The state of Wyoming, with support from the Colorado Mining Association, had won a decision in the U.S. District Court for the District of Wyoming on claims that the Roadless Rule violated the Wilderness Act and the National Environmental Policy Act ("NEPA") by creating de facto wilderness areas and by doing so without following NEPA procedural requirements. The Roadless Rule eliminated prospects for almost any road construction on about 58.5 million acres of federal land.
The USDA, including the Forest Service, appealed to the 10th Circuit with support from environmental groups. The department argued that federal laws gave the Forest Service adequate discretion to bar road construction in national forests, and that the rule had been developed in conformity with NEPA requirements.

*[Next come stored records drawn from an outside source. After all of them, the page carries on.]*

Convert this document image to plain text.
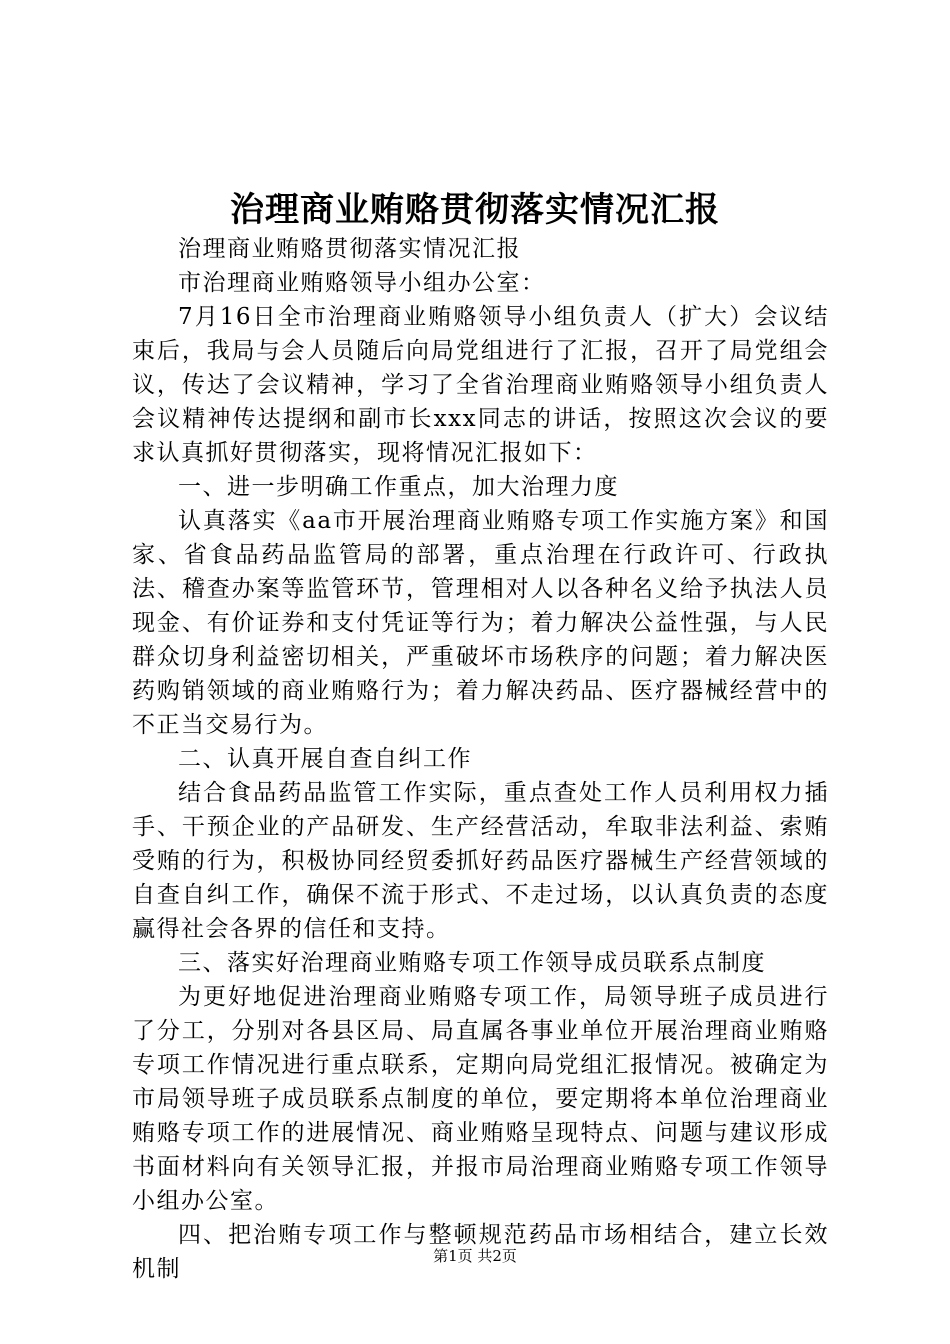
治理商业贿赂贯彻落实情况汇报

治理商业贿赂贯彻落实情况汇报

市治理商业贿赂领导小组办公室：

7月16日全市治理商业贿赂领导小组负责人（扩大）会议结束后，我局与会人员随后向局党组进行了汇报，召开了局党组会议，传达了会议精神，学习了全省治理商业贿赂领导小组负责人会议精神传达提纲和副市长xxx同志的讲话，按照这次会议的要求认真抓好贯彻落实，现将情况汇报如下：

一、进一步明确工作重点，加大治理力度

认真落实《aa市开展治理商业贿赂专项工作实施方案》和国家、省食品药品监管局的部署，重点治理在行政许可、行政执法、稽查办案等监管环节，管理相对人以各种名义给予执法人员现金、有价证券和支付凭证等行为；着力解决公益性强，与人民群众切身利益密切相关，严重破坏市场秩序的问题；着力解决医药购销领域的商业贿赂行为；着力解决药品、医疗器械经营中的不正当交易行为。

二、认真开展自查自纠工作

结合食品药品监管工作实际，重点查处工作人员利用权力插手、干预企业的产品研发、生产经营活动，牟取非法利益、索贿受贿的行为，积极协同经贸委抓好药品医疗器械生产经营领域的自查自纠工作，确保不流于形式、不走过场，以认真负责的态度赢得社会各界的信任和支持。

三、落实好治理商业贿赂专项工作领导成员联系点制度

为更好地促进治理商业贿赂专项工作，局领导班子成员进行了分工，分别对各县区局、局直属各事业单位开展治理商业贿赂专项工作情况进行重点联系，定期向局党组汇报情况。被确定为市局领导班子成员联系点制度的单位，要定期将本单位治理商业贿赂专项工作的进展情况、商业贿赂呈现特点、问题与建议形成书面材料向有关领导汇报，并报市局治理商业贿赂专项工作领导小组办公室。

四、把治贿专项工作与整顿规范药品市场相结合，建立长效机制	第1页 共2页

A three-judge panel of the appeals court ruled in favor of the Forest Service on all points. The appeals court said the Roadless Rule allowed the possibility of at least some road construction and some grazing and mining, which meant that it did not amount to a de facto creation of wilderness. The decision brings the 10th Circuit into agreement with the Ninth Circuit, which had rejected challenges to the Clinton administration's 2001 Roadless Rule. See Kootenai Tribe of Idaho v. Veneman, 313 F.3d 1094 (9th Cir. 2002). This decision will, for the time being, continue to limit access to federal wilderness lands for mining, drilling, timbering, and related uses.

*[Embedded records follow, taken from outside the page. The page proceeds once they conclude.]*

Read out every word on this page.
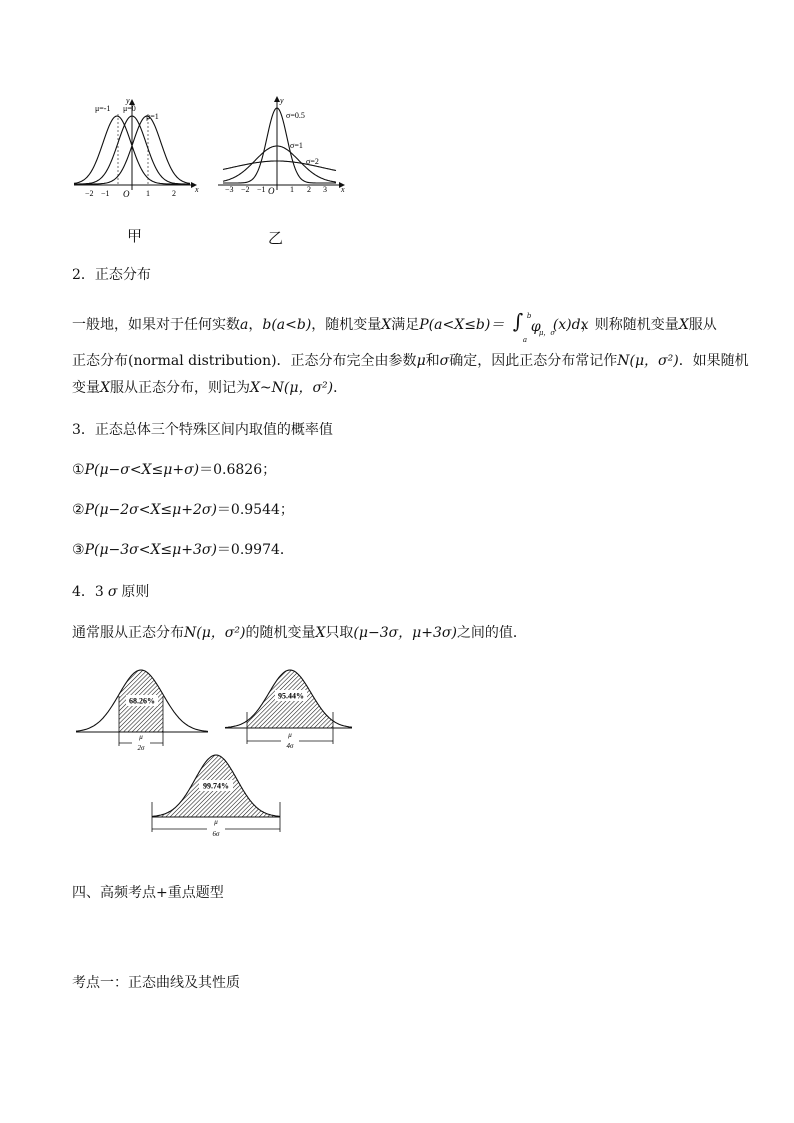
y
x
O
μ=-1 μ=0
μ=1
−2 −1	1	2
y
x
O
σ=0.5
σ=1
σ=2
−3 −2 −1	1 2 3
甲	乙
2．正态分布
一般地，如果对于任何实数a，b(a<b)，随机变量X满足P(a<X≤b)＝ ∫ b
a
φ
μ，σ
(x)dx
，则称随机变量X服从
正态分布(normal distribution)．正态分布完全由参数μ和σ确定，因此正态分布常记作N(μ，σ²)．如果随机
变量X服从正态分布，则记为X~N(μ，σ²)．
3．正态总体三个特殊区间内取值的概率值
①P(μ−σ<X≤μ+σ)＝0.6826；
②P(μ−2σ<X≤μ+2σ)＝0.9544；
③P(μ−3σ<X≤μ+3σ)＝0.9974．
4．3 σ 原则
通常服从正态分布N(μ，σ²)的随机变量X只取(μ−3σ，μ+3σ)之间的值．
68.26%
μ
2σ
95.44%
μ
4σ
99.74%
μ
6σ
四、高频考点+重点题型
考点一：正态曲线及其性质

Compare Minard Run Oil Co. v. USFS, Nos. 10-1265 and 10-2332, (3rd Cir. Sept. 20, 2011), in which the 3rd Circuit affirmed a preliminary injunction entered by the District Court prohibiting the U.S. Forest Service from making the completion of a multi-year, forest-wide Environmental Impact Study a condition for issuing Notices to Proceed to mineral owners seeking to drill for oil or gas. See also PAPCO, Inc. v. USFS, No. 08-253 (W.D. Penn. Aug. 30, 2011), in which the District Court for the Western District of Pennsylvania recently granted summary judgment in favor of PAPCO, holding that PAPCO is permitted the reasonable use of an easement to obtain its oil, gas and mineral rights in the Allegheny National Forest.